Federal laboratories as industry partners

Date of Award

1994

Degree Type

Dissertation

Degree Name

Doctor of Philosophy (PhD)

Department

Public Administration

Advisor(s)

Stuart Bretschneider

Keywords

technology transfer, federal agencies

Subject Categories

Political Science | Public Affairs, Public Policy and Public Administration

Abstract

This research examines the effectiveness of interactions between federal labs and firms. Federal efforts to transfer commercializable technologies to industry have been on the policy agenda since the early 1980's, inclusive of incentives for lab personnel to license technologies to and forge cooperative agreements with firms. Based on the firms' perspectives, this study sought to learn how initiating roles of the firms and labs may contribute to effectiveness.

The findings both support and challenge the framework. On the one hand, lab initiation roles and geographic proximity, especially, are important. On the other hand, company initiation and previous lab experience are important in some respects, though not always in the expected manner. Initiation by lab R&D professionals and management suggests success on the part of the lab in foreseeing and preventing problems in the interaction. Geographic proximity has a positive influence on outcome regardless of which dependent variable is examined.

Other findings raise more questions than they answer. Company initiation by and large contributes nothing to the outcome of the interaction, with the exception of some interactive effects. Previous interpersonal experience positively influences outcome, though, unexpectedly, previous organizational experience did not--except its interactive effects with company initiation of the interaction. These interactive effects were unexpectedly negative. Implications may include that expectations of firms with previous organizational experience and with incentives to initiate may have higher expectations of the lab.

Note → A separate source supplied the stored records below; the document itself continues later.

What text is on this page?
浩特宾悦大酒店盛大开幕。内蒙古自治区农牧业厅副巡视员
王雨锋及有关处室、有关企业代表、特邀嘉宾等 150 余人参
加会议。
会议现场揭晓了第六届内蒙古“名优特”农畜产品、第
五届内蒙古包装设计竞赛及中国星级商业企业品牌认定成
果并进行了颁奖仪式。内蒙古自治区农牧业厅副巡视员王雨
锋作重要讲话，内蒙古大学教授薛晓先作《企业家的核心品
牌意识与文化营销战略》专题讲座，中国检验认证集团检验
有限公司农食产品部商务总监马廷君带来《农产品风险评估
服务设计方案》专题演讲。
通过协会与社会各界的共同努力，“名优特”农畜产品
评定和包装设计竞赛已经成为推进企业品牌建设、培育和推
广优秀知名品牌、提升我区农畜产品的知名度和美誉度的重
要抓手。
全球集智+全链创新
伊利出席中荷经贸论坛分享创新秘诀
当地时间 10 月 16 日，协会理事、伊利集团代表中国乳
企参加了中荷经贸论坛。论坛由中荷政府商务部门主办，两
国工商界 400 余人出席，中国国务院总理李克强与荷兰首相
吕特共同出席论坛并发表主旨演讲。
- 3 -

Interpretations presented are not considered to be exhaustive of all implications and should be approached in a guarded manner until future research re-tests these hypotheses with corrections for sources of error of this study. Among other things, these findings suggest that policy should account not only for variations in mission in culture of the various labs but also in regional aspects such as major technological or industrial bases--or lack of--constituting the labs' immediate regions. An additional policy question raised, particularly in light of the findings on lab initiation and proximity, is the question of equitable access of firms to lab.